Home NewsAfrica Africas over-dependency for vaccines is dangerous Prof. Tomori  

Africas over-dependency for vaccines is dangerous Prof. Tomori  

by Haruna Gimba

By Iyemah David

Prof. Oyewale Tomori, Former Regional virologist, of the World Health Organisation (WHO), says that Africa’s over-dependency on non-African countries for vaccines is dangerous to the health of Africans.

Tomori said this while speaking on vaccine inequity, at a High-Level Symposium, African Vaccination Week 2022, to discuss immunisation and investment in vaccine production in Africa, on Wednesday in Abuja.

The symposium is organised by the West African Institute of Public Health (WAIPH) with support of the Partnership for Advocacy in Child and Family Health @scale (PACFaH@Scale/PAS) and other partners to mark the African Vaccine Week (AVW).

AVW is an annual event celebrated during the last of week of April with the aim of promoting the use of vaccines to protect Africans from preventable diseases.

The organisers said the event is aimed at finding solutions to challenges of vaccine production and supply chain situation in the region. The event will also touch on issues around vaccine hesitancy and poor awareness affecting vaccine acceptance in many parts of Africa.

Africa, a continent of over 1.2 billion people and 54 countries produces only one per cent of vaccines it administers.

This is even as the continent accounts for large percentage of deaths from vaccine-preventable diseases.

This situation made the Africa Centre for Disease Control and Prevention (AfricaCDC), launch a partnership for African vaccine manufacturing in April 2021. The partnership aims to build capacity across the continent so that by 2040, at least 60 per cent of all vaccines used in the region will be produced in African nations

Health experts, government officials, civil society organisations, and international partners are expected to be present during the one-day high-level event with the theme; “Equitable Vaccines Access: Resilient Communities.”

According to him, Africans’ over-dependency on foreign countries is dangerous to the health of everyone, especially children. Africans were amongst the last persons to receive the COVID-19 vaccines because the suppliers must fulfil the needs of their people before sending some doses out.

The Virlogist, who made a presentation on equitable vaccine access, resilient communities, addressing the sub-themes related to global strategies for leaving no one behind, decolonising vaccine production and strengthening the vaccine learning ecosystem, said the Nigerian government must be held accountable in every way possible.

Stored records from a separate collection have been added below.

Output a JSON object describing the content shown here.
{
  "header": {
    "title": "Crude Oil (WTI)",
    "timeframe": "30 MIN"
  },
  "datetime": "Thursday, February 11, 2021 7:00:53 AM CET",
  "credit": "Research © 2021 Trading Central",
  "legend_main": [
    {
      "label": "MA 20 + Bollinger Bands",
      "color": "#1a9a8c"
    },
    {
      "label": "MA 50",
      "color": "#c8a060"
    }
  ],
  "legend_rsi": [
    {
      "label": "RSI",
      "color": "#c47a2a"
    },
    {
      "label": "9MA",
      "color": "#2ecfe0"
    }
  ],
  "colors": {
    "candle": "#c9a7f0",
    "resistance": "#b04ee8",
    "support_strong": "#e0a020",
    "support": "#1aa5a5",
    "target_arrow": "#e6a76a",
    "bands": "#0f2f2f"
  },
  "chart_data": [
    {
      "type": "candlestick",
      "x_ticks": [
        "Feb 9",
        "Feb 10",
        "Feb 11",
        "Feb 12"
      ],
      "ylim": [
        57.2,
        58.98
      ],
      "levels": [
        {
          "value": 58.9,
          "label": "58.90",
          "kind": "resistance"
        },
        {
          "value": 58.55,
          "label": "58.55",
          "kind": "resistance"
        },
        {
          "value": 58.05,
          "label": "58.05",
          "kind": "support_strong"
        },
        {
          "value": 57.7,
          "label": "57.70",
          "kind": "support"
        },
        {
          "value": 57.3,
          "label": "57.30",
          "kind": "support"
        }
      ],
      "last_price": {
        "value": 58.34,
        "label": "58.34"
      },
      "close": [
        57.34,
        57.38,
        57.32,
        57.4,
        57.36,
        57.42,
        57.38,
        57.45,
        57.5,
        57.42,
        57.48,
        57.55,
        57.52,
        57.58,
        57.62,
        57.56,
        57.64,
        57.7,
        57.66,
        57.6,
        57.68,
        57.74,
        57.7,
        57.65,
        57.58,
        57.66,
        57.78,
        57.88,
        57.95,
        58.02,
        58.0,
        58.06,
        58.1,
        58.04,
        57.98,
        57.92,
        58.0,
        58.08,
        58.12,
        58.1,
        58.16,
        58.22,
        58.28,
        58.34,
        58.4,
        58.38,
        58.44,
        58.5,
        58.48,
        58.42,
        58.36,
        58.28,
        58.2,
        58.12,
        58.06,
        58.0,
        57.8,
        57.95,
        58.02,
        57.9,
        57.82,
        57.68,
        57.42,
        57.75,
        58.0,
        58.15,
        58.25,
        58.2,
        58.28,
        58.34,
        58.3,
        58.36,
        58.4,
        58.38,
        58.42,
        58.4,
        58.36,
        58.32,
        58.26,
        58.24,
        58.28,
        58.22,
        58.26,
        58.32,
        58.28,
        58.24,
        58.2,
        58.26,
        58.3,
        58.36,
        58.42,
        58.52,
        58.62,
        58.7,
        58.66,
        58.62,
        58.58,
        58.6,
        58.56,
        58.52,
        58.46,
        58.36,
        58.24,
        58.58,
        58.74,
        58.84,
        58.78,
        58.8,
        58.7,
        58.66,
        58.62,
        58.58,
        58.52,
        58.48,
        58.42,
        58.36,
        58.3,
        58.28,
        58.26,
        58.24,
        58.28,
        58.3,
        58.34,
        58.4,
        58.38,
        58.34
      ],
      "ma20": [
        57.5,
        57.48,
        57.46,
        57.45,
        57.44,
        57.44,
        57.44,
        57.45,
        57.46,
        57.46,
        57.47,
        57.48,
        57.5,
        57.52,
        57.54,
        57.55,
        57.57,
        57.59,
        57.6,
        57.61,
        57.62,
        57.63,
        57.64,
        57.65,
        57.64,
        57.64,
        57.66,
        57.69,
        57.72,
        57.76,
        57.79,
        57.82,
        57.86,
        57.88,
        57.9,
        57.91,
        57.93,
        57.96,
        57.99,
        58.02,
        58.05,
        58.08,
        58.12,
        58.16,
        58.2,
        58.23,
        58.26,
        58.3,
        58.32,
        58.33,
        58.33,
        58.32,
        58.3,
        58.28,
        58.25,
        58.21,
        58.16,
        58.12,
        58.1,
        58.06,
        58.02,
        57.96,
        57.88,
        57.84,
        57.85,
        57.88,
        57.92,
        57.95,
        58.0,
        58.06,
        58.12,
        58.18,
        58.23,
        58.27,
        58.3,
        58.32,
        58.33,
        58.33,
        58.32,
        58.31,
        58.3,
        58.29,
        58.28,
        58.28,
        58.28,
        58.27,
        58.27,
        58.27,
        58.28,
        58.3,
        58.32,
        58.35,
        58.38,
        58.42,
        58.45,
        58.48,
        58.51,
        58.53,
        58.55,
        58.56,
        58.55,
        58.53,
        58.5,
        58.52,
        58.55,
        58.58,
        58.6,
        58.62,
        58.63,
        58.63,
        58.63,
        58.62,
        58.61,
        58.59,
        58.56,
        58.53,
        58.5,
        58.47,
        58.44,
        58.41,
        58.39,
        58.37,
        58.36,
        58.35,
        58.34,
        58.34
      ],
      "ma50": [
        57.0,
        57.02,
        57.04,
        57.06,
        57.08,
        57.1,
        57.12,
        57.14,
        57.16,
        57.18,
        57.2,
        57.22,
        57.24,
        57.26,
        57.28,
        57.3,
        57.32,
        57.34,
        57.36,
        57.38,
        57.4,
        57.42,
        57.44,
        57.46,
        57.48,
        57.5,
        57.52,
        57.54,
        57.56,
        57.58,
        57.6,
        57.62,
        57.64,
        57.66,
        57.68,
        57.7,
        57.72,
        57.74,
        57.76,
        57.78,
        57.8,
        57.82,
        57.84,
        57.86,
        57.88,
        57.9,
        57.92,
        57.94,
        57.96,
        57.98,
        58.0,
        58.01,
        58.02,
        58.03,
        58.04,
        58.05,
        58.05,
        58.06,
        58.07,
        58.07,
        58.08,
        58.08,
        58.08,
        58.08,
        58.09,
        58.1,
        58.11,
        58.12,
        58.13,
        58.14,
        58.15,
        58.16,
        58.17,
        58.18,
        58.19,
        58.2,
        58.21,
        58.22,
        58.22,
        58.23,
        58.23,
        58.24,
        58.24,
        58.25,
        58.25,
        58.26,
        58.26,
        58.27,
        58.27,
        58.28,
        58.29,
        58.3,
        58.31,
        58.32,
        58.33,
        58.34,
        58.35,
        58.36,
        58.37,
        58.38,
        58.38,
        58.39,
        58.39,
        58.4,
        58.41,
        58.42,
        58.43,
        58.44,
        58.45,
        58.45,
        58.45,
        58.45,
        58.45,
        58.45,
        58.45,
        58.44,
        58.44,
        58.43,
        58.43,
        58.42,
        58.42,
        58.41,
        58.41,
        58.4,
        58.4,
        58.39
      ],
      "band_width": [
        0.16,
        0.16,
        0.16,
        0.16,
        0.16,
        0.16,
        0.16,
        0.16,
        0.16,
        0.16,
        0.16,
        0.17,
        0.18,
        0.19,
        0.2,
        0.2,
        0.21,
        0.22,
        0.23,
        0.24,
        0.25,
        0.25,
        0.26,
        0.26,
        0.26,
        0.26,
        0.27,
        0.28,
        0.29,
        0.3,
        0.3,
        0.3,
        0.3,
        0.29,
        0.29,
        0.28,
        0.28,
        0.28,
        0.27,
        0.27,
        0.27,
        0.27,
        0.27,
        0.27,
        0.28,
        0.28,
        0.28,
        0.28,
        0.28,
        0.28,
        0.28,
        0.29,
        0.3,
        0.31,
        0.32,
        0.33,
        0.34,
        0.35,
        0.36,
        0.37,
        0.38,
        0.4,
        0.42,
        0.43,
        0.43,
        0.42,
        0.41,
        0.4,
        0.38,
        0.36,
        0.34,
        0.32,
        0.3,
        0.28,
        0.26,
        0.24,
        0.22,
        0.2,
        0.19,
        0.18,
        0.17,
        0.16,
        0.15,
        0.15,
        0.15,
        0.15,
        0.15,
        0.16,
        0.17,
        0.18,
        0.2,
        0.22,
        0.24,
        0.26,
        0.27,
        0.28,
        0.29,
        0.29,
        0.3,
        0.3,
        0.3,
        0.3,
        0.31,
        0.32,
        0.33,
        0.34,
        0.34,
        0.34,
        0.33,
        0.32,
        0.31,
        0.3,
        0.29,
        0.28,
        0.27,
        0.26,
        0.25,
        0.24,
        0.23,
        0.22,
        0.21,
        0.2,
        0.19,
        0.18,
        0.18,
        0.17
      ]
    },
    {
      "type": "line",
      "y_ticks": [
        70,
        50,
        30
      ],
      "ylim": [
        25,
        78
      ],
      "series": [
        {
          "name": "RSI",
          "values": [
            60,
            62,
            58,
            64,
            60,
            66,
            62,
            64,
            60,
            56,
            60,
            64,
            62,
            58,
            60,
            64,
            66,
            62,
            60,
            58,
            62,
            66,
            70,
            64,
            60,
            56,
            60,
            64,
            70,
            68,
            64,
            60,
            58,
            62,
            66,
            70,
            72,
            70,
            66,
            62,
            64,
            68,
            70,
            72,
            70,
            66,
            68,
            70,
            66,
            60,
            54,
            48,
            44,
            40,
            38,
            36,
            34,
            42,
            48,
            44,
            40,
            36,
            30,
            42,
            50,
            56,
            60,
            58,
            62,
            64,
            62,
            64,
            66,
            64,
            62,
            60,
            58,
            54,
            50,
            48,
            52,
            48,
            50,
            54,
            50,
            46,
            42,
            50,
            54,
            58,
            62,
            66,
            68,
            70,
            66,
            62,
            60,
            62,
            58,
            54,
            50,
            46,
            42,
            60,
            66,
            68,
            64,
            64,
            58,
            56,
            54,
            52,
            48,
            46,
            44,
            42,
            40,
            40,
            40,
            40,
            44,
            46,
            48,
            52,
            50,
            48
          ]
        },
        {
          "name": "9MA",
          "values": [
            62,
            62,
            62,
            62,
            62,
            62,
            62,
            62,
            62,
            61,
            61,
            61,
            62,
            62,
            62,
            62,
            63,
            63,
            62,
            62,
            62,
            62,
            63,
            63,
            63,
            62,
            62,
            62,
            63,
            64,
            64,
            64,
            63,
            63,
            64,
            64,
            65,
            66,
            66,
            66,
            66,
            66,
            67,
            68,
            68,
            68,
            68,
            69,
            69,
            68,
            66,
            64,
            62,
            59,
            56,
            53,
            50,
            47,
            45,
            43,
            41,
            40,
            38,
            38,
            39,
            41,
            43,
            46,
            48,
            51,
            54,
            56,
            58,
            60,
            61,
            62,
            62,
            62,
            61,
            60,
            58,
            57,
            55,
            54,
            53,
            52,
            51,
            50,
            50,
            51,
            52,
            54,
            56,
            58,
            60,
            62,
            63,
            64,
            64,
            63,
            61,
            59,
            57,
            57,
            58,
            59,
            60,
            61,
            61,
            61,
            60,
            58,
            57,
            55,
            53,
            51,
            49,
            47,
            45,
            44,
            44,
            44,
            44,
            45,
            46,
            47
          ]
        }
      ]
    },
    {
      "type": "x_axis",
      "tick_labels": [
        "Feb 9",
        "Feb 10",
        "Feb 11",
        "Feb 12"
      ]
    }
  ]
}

“Many countries, governments hold the people to ransom for not doing what they were supposed to do and the only persons who can deliver the people and start holding the government accountable for what they were meant to do were the Civil Society Organisations (CSOs),” he stressed.

He said that the country must follow the principles that govern Sustainable Development Goals (SDGs)to achieve the goals come 2030, and there were lots of obstacles preventing the country from moving towards the achievements of SDGs.

According to him, Nigeria is ranked 159 amongst 162 countries, placing Nigeria at the bottom despite having one of the world’s largest populations. A good health is a fundamental right of every Nigerian. But the country is still far behind in achieving the set SDGs.

He said each country pledged to implement the SDGs, pointing out that it was a global goal, the concept of SDGs was to ensure no one was left behind.

“There are 17 SDGs and we as citizens much ensure this is achieved,” he said.